Ever been told you need to control your anger?
Your day was going just fine until you saw the social media post from one of your classmates bashing your Christian beliefs. A friend confronts you about something he thinks you did wrong. Your sister used the last of the hot water in her shower, ate the last bagel for breakfast, and took the car, leaving you to walk to school in the rain.
Enter: anger, and the impulse to erupt like a volcano.
Time to press pause. Then repeat after me: When I react in anger, I let someone else control me.
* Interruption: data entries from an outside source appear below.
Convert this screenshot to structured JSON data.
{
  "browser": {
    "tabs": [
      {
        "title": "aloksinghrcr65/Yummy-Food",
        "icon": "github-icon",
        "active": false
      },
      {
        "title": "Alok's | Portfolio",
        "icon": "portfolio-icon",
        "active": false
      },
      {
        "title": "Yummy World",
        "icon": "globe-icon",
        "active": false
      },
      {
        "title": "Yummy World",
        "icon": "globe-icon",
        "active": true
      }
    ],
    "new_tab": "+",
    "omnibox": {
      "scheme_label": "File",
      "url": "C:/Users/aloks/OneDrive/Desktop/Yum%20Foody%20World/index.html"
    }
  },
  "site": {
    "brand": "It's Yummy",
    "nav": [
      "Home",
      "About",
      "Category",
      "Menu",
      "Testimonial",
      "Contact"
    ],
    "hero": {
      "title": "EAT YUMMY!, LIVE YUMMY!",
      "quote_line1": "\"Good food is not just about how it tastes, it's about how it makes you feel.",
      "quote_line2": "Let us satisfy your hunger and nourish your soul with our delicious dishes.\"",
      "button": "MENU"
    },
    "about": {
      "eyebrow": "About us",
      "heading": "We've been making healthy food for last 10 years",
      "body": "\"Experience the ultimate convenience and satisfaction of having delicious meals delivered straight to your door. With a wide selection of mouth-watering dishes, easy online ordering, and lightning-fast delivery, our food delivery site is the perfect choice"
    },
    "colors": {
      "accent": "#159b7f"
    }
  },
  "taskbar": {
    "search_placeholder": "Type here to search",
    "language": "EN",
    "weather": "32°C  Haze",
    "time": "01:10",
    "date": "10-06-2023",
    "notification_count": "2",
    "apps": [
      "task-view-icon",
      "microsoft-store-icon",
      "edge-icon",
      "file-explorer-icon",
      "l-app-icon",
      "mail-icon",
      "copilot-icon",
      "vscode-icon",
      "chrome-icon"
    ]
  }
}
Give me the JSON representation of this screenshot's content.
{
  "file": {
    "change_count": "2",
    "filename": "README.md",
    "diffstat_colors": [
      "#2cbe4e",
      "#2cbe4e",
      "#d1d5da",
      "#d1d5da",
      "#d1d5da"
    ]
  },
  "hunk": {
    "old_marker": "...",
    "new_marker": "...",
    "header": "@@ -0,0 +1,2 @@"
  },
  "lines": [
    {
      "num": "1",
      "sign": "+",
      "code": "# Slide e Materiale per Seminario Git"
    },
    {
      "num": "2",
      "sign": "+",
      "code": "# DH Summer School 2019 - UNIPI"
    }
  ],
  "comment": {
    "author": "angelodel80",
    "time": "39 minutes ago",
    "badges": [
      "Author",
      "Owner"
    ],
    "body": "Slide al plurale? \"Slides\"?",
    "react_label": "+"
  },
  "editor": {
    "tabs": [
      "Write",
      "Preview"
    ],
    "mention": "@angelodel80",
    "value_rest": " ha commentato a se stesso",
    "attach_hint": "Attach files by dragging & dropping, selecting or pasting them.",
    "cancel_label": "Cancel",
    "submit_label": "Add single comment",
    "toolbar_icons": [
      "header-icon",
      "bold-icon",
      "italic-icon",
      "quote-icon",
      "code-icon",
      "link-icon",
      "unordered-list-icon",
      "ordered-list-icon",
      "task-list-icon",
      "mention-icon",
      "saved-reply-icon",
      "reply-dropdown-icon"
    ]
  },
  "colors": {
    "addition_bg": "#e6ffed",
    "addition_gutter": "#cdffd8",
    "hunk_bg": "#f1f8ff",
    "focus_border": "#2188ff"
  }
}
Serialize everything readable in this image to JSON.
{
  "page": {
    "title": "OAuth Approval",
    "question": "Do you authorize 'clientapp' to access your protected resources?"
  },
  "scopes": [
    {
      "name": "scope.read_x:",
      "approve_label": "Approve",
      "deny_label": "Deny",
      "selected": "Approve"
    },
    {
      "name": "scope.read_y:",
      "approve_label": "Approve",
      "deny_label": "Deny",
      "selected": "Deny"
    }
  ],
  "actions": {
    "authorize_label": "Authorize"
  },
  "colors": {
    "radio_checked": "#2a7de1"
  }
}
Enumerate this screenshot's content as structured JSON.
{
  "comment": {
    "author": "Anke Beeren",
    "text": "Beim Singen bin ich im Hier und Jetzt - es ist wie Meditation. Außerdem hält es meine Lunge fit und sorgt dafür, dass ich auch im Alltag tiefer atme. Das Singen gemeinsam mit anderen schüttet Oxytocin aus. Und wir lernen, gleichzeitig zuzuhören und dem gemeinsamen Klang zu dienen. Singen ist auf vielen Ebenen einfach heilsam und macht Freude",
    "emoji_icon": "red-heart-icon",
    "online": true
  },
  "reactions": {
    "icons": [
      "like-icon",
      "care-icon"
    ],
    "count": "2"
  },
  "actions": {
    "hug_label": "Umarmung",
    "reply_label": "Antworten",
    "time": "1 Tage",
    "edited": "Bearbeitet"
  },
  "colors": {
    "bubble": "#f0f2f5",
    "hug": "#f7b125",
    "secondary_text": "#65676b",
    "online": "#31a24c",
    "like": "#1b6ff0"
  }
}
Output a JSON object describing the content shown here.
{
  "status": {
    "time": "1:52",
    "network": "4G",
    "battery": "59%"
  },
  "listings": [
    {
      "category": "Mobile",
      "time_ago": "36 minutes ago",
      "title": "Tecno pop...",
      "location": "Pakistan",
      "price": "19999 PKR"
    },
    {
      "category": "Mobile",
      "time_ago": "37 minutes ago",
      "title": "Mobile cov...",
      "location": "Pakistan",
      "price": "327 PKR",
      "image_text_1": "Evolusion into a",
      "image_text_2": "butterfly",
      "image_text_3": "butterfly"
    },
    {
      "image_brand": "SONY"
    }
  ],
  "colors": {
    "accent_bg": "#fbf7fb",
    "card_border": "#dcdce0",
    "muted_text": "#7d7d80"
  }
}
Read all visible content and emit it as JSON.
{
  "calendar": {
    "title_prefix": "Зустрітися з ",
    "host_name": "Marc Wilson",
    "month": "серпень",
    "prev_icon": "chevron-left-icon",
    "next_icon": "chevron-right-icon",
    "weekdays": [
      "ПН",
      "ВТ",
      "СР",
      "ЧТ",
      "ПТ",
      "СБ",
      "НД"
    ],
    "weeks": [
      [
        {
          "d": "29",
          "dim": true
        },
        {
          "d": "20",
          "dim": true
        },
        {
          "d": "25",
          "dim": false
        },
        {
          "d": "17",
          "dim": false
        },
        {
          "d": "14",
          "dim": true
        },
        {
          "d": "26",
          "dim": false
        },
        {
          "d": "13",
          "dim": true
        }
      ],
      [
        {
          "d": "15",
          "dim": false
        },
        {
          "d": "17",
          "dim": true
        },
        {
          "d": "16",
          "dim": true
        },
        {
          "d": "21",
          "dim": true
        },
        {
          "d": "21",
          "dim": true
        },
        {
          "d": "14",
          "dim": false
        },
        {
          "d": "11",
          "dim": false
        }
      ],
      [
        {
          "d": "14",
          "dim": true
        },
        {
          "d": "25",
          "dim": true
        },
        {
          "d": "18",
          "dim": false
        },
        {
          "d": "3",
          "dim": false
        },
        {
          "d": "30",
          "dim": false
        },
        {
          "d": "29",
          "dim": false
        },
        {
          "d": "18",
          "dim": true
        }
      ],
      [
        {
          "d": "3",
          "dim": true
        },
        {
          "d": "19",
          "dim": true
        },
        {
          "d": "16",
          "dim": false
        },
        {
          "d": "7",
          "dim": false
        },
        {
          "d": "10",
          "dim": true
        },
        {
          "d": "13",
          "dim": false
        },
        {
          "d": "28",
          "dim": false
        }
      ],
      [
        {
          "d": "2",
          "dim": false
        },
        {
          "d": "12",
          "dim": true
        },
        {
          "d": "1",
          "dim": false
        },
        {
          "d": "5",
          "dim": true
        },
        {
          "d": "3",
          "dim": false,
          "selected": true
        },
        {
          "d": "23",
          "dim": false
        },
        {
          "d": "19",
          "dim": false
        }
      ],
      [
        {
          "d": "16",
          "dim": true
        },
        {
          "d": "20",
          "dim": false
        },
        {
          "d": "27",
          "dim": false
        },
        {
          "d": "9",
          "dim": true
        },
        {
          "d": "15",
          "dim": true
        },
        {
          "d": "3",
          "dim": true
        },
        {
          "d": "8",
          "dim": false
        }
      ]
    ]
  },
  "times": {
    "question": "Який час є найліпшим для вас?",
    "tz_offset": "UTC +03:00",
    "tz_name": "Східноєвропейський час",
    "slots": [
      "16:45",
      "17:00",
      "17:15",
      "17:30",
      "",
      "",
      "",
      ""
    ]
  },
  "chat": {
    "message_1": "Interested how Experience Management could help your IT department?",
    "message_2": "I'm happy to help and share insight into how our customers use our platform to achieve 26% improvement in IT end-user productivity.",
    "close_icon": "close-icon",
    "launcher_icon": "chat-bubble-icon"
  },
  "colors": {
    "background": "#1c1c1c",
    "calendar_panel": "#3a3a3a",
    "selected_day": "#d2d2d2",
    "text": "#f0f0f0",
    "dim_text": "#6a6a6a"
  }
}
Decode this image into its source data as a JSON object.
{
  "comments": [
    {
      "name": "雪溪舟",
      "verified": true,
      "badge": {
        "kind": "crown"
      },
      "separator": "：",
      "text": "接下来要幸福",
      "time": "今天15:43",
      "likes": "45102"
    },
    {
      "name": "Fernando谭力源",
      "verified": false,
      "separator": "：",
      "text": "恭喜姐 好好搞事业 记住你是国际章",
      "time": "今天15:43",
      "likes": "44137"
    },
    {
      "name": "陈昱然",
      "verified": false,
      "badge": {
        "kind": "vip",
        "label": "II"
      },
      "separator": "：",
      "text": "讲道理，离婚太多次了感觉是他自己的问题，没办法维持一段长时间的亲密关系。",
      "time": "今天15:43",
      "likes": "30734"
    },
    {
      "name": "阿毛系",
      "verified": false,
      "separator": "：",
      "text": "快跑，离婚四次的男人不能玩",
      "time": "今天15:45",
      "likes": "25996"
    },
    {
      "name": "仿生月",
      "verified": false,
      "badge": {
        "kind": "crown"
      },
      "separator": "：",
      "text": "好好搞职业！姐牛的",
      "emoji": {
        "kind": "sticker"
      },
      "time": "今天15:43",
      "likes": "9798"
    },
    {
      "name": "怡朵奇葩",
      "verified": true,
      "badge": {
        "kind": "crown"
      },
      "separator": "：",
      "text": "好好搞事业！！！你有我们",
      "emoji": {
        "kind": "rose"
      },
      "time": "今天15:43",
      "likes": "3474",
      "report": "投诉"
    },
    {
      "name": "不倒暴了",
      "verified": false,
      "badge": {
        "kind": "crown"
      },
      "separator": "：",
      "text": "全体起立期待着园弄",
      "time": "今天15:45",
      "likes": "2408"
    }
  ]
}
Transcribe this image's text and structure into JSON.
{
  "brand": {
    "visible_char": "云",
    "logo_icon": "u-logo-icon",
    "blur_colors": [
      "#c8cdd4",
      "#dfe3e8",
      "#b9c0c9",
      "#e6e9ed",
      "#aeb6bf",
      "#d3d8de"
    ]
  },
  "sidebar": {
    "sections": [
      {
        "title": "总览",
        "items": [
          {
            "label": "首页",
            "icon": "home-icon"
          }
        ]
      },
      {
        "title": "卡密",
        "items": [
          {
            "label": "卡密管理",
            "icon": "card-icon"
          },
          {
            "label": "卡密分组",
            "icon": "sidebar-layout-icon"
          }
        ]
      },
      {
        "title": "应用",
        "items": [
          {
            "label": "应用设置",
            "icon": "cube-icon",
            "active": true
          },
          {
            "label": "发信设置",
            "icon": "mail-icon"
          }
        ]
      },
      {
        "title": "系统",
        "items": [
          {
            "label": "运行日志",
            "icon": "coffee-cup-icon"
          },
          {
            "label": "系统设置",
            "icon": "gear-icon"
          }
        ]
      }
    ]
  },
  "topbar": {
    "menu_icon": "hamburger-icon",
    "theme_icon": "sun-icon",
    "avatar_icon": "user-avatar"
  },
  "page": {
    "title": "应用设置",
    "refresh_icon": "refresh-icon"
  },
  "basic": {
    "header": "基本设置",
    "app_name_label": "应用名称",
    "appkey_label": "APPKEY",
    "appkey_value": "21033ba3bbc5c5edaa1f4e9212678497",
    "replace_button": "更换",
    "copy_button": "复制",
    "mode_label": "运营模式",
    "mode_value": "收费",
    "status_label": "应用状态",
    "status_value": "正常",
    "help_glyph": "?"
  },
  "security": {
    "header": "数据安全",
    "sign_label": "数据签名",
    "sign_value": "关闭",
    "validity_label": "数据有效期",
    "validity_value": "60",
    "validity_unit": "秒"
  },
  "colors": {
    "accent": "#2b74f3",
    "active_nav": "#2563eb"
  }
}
You don’t have to have all the answers.
but, hey, why not?
Bring me your questions about faith, life, God, the Bible… and I’ll help you find the answers.
In This Article
When Anger Happens
Anger is an easy emotion to feel, and not an easy feeling to ignore. And while we’re on the topic, let’s make one thing clear. Feeling angry is not necessarily a sin. How you react in anger, however, can and often does lead to sin. If you succumb to anger, you surrender control of yourself to someone else.
My dear brothers and sisters, take note of this: Everyone should be quick to listen, slow to speak and slow to become angry, because human anger does not produce the righteousness that God desires.
James 1:19-20
If this is something you struggle with, take back control and strive for the righteousness God desires with the following steps.
7 Steps to Help You Control Your Anger
1) Take a deep breath and count to 10.
This old-school way of preventing an angry explosion still works. Try it. It might be the only step you need.
2) Examine yourself.
Be honest. Are you mad over something you just don’t want to hear? If a friend has confronted you about your sin, your anger toward him or her is not justified.
Kill the sin, not the messenger.
3) Ask sincere questions.
Make sure you aren’t misunderstanding the real issue. The Spanish-American War started when an explosion sank the USS Maine in Havana, Cuba in 1898 and the U.S. assumed Spain caused it. Seventy-eight years later, it was determined the explosion was likely caused by a fire that ignited the battleship’s ammunition stocks.
The moral of the story? Don’t start a war over incorrect assumptions.
4) Listen—for real.
Don’t forget to listen to what the other side has to say. This involves turning off the part of your brain that’s busy formulating a comeback and instead actually hearing their side of the story. You don’t have to agree, but you do need to listen.
For help with this, read my post A Challenge to Be a Good Listener.
5) Stand your ground.
And by ground I mean the solid rock of faith. The real enemy is Satan, and he’s already been defeated. Let your actions—even when you are angry—be those of one whose joy in Christ cannot be taken away.
Need clarification? See The Battle’s Already Been Won…What Battle?
6) Save your breath.
You probably already know this, but heated arguments rarely yield positive results. More often than not, you’ll both end up even angrier and your relationship with this person will be damaged by words spoken in anger.
That’s when it’s time to go to step #7.
7) Walk away.
The winner is the one who acts out of Christian conduct. Sometimes the only way to do that is to walk away.
Control your anger so others can’t control you!